Range matching (RM) is a crucial component in computer systems, widely used in address translation, hard drives, network switches, and many more applications. RM is performed whenever one wishes to locate a range that contains an input number, given a large set of ranges. Any page-based mechanism uses RM, as pages are basically ranges. Longest prefix matching (LPM) uses ternary rules, which are also ranges. Firewalls are one example of multidimensional RM since ACL rules consist of several wildcarded fields that can be represented as ranges.
Existing algorithms for RM are either page-based, tree-based, or hash-table-based. Either way, they all rely on pointer-chasing techniques, which impede their scalability to large range sets that spill out of the CPU core cache. Furthermore, their inherent lack of access locality and the data-dependent nature of their memory accesses make hardware prefetchers ineffective.

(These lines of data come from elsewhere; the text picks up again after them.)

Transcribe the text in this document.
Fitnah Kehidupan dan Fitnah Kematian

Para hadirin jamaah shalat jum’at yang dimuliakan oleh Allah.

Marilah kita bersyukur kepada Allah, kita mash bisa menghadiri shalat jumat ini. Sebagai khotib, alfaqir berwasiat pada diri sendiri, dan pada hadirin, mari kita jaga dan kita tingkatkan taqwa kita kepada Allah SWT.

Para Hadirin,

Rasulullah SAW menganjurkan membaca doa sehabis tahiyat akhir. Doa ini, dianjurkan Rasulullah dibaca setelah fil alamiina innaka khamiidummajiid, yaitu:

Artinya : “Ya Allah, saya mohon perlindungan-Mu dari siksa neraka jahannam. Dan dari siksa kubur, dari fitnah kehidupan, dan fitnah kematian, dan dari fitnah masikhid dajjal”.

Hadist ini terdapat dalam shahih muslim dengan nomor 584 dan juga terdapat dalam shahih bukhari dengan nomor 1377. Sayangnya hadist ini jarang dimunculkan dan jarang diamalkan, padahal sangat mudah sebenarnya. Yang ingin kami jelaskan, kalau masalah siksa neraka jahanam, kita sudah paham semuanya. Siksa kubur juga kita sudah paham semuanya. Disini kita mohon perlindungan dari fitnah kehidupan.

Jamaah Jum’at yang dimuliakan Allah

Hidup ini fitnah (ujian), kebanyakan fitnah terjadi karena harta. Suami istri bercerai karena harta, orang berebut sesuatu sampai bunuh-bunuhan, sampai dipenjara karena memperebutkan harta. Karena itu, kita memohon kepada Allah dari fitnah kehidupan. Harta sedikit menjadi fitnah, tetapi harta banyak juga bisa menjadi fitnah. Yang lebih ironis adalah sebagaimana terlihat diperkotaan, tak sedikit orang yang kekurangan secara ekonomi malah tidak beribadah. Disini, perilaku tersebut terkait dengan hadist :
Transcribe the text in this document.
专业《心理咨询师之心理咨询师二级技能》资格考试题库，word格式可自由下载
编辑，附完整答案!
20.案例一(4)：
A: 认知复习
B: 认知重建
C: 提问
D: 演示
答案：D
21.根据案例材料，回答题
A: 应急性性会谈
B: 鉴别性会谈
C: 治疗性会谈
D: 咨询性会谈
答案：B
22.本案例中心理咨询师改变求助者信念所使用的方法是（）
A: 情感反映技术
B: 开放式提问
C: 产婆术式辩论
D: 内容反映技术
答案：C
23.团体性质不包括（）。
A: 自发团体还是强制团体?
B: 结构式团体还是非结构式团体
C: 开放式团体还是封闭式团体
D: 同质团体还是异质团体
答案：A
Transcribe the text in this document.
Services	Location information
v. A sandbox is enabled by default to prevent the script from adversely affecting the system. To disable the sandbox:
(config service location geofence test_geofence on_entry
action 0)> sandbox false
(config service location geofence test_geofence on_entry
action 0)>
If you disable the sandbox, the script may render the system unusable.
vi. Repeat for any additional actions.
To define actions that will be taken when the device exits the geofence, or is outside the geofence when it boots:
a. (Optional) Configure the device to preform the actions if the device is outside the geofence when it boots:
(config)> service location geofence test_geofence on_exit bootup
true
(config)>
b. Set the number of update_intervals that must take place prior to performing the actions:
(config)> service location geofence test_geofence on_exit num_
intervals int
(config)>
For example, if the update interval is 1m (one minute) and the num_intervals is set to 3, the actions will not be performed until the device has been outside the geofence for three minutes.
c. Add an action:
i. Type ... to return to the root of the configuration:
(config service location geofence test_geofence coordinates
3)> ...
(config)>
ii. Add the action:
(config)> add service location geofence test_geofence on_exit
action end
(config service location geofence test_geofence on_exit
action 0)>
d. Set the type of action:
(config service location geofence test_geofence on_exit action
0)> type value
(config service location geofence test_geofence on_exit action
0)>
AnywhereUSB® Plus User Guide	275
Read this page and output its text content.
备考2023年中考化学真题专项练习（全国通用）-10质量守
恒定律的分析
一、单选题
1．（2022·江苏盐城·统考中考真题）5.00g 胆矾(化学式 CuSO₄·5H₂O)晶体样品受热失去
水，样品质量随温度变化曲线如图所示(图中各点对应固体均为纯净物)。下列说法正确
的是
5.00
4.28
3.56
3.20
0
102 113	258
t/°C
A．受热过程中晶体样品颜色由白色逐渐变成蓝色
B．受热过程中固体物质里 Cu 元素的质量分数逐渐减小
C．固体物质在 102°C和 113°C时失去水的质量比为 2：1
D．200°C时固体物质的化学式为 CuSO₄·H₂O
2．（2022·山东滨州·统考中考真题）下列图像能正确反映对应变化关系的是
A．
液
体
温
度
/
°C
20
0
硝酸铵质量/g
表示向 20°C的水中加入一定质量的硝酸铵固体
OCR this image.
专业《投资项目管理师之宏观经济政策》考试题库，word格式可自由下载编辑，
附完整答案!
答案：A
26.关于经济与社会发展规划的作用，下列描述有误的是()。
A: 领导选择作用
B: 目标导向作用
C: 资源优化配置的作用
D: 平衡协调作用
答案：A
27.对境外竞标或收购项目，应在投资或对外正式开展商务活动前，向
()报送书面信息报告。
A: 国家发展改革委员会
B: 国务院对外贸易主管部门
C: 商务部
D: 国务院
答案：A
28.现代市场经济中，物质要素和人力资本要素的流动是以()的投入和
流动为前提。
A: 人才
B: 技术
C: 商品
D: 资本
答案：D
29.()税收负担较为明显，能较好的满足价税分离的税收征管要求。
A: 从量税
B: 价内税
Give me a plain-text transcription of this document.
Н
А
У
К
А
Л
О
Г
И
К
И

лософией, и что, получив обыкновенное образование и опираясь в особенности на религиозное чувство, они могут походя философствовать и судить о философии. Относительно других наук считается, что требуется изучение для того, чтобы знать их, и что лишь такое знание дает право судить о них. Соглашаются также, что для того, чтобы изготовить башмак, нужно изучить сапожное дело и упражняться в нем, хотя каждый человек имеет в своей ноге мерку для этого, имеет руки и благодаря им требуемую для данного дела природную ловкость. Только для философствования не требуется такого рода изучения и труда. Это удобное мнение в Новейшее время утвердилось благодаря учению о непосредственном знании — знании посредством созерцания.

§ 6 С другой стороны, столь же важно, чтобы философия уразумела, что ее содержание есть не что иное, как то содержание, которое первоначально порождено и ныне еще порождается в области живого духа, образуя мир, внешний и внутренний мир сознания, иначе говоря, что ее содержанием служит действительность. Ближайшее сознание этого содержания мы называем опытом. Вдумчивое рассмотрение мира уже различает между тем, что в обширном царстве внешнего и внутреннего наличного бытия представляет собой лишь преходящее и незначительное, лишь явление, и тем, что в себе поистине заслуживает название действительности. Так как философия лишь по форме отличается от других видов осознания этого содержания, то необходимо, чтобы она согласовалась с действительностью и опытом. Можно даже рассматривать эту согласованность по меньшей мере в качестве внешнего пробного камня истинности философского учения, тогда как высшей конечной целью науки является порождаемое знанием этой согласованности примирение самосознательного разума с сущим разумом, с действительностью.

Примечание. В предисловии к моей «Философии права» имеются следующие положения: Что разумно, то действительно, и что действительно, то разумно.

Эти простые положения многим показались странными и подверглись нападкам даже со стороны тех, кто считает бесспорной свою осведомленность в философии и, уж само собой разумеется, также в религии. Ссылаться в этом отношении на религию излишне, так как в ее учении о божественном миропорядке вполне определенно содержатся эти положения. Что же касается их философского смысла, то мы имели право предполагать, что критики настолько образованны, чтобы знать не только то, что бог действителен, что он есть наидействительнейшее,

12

Our research focuses on a new data structure, the Range Query Recursive Model Index (RQ-RMI). RQ-RMI uses shallow neural-nets (NN) for learning the distribution of a given set of ranges, turning the costly lookup operations into NN inference. Crucially, the RQ-RMI training algorithm guarantees a tight bound on its lookup latency, ensures its correctness, and converges fast: it can index hundreds of thousands of ranges in a few hundred milliseconds using a single CPU core.